Mark Gong é simplesmente o mais fixe de todos O espetáculo FW25 apresentado ontem em Xangai foi um triunfo
São apenas quatro coleções até à data de Mark Gong, um jovem designer chinês que estreou-se em outubro de 2023 na Shanghai Fashion Week e, num curto espaço de tempo, tornou-se o designer mais amado internacionalmente em Xangai. O espetáculo FW25 de ontem, então, veio como uma espécie de “volta da vitória” depois de uma das criações de Gong ter aparecido em fevereiro na megastar tailandesa Lisa durante a cerimónia dos Óscares. Para além do estilo impecável e da extraordinária coesão das suas coleções, o que torna Mark Gong e os seus programas especiais é um sentido de narrativa e teatralidade que parece derivar diretamente dos “espetáculos temáticos” que tornaram Galliano e McQueen lendários nos anos 90. O seu primeiro programa girava em torno do mundo do escritório e das mulheres de carreira, o segundo imaginava uma série de mulheres elegantes que, depois de beberem demais, saíam da casa do seu amante no meio da noite; o terceiro, desenhado em Sex & The City, imaginava um grupo de donas de casa ricas de Nova Iorque a rebelar-se contra os deveres domésticos, enquanto o programa de ontem foi dedicado às it-girls do início dos anos 2000 como Paris Hilton, Lindsay Lohan e Britânica Ney Spears. O talento de Gong surgiu plenamente na sua capacidade de canalizar essa imagem sem referenciá-la diretamente: em vez de simplesmente replicar, o designer reinterpretou — tornando as suas referências claramente evidentes sem reduzi-las a uma citação nostálgica plana.
A par de uma série de looks muito fortes com jaquetas de ampulheta com lapelas com acabamento em pele e conjuntos de saia elegantes e provocantes, havia alguns elementos que poderiam ter parecido derivativos: os casacos de grandes dimensões com cinturas caídas usadas sobre vestidos transparentes, bem como algumas blusas transparentes, lembravam um pouco a Saint Laurent; os cardigãs e blusas recortados combinados com saias de trabalho e calças sob medida acenaram para Miu Miu; algumas das opções de estilo mais inspiradas no Y2K ecoou a irreverência lúdica do DSQUARED2. No entanto, todos esses ecos (que não são uma coisa negativa, considerando que quase todas as marcas hoje se inspiram fortemente nas coleções da Prada e Miu Miu) permaneceram ecos sem se tornarem meras cópias — Gong incorporou essas referências ao seu estilo e as tornou suas. Particularmente marcantes foram os vestidos blazer com um toque dos anos 60, renovados por uma bainha de saia ultracurta; os looks diurnos, com calças superdimensionadas e mini cardigans, surgiram como versões idealizadas de um estilo que muitos aspiram hoje, misturando uma mistura de robustez e charme; os looks de topless onde os torsos das modelos eram cobertos apenas por uma estola de pele ou um casaco.

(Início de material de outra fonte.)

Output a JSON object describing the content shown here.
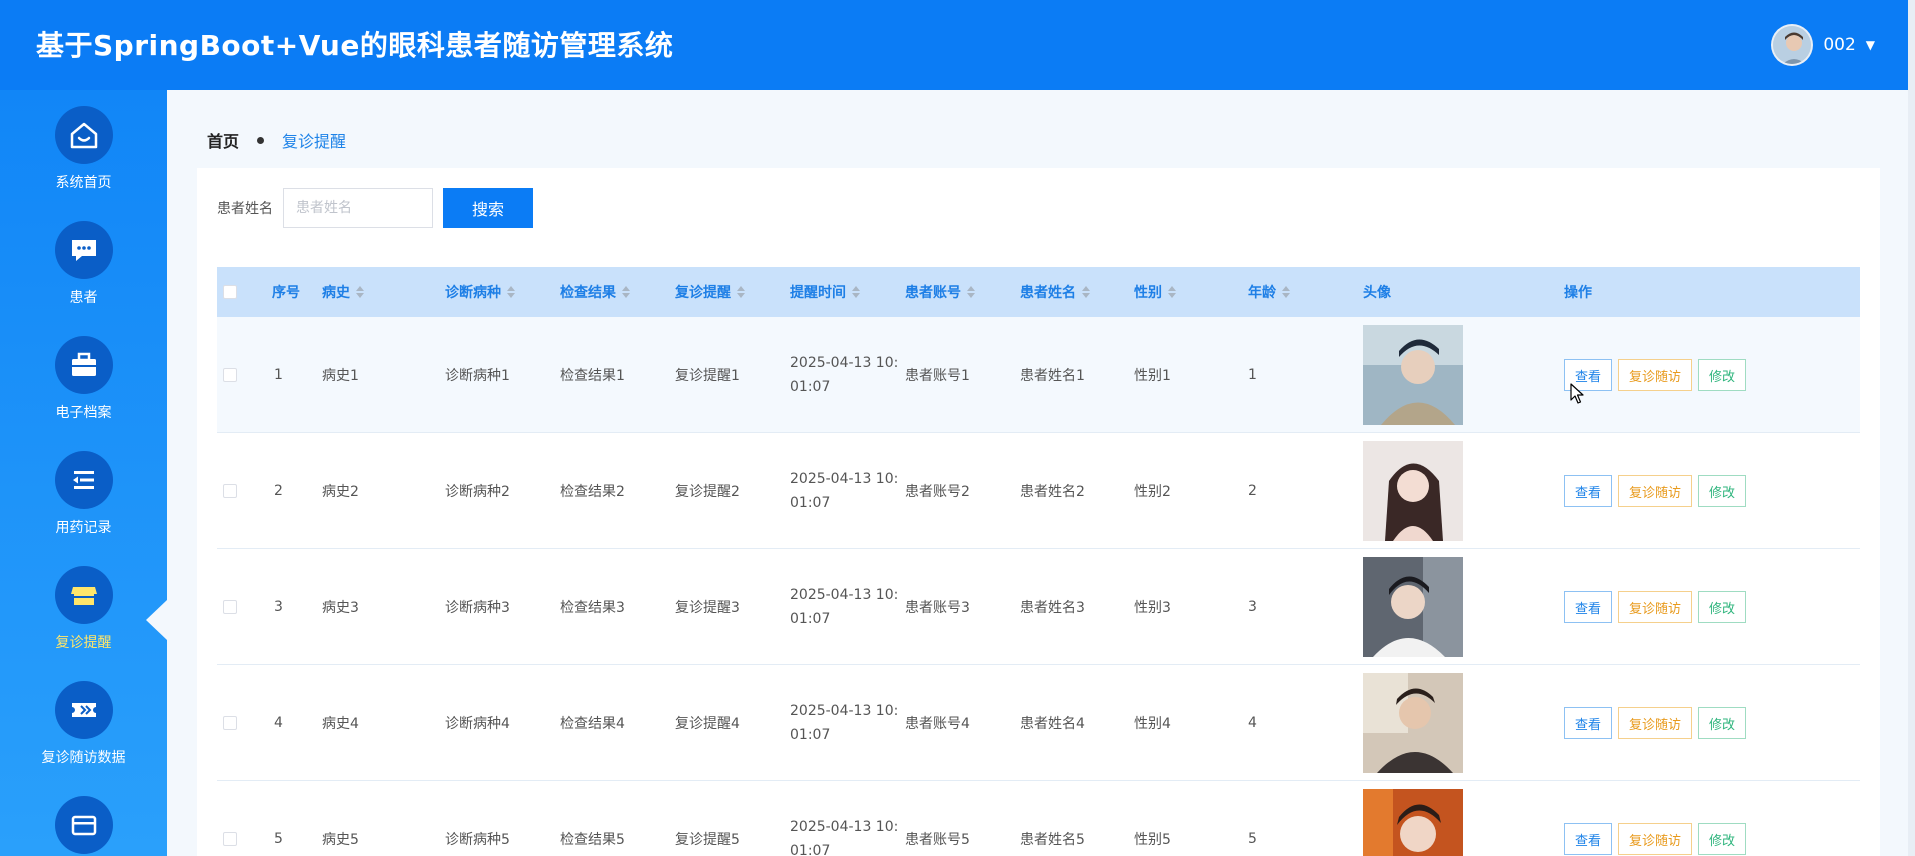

Não faltou um sentido auto-irónico de acampamento: a t-shirt “I love Mark Gong, Money & Boys” foi divertida, assim como a estatueta do Óscar carregada por uma modelo, piscando para o look de Lisa da cerimónia dos Prémios da Academia deste ano. Um tipo de ironia amiga da Internet que é quase impossível de encontrar hoje em dia — especialmente quando combinada com uma série tão formidável de vestidos mini tube, saltos altos e estolas de pele real.
A visão de Gong era tão vívida porque as inspirações e referências que ele fez às passadas it-girls se encaixam num quadro estético que tornou a coleção, como mencionamos anteriormente, particularmente coesa: em primeiro lugar em termos de cores, mas ainda mais em termos de tom e atitude. Este não é um detalhe menor porque essas referências não eram inteiramente novas — mas mantiveram a sua frescura precisamente porque eram referências e não citações diretas. Por outras palavras, a visão de Gong surge tão clara e fascinantemente porque o designer se esforça para ser original sem pedir emprestadas as suas ideias aos outros ou exagerar os seus looks a ponto de torná-los impraticáveis. As chamadas “Gong Girls” não são apenas sensuais — são também extremamente fixas. Tanto que, após a progressão na carreira de Gong e ao vê-lo vestir uma das melhores divas pop do mundo, poder-se-ia perguntar quanto tempo vai demorar até que um grande grupo europeu de luxo lhe entregue as chaves de uma das suas maisons. Para além das muitas peças com bolso de carga que Gong parece amar (e que incorporou muito moderadamente no programa de ontem), o seu toque seria perfeito para várias marcas italianas ou parisienses que atualmente estão um pouco criativamente perdidas. No geral, as coleções da Gong poderiam ser facilmente apresentadas em Paris sem temer a comparação com outras marcas.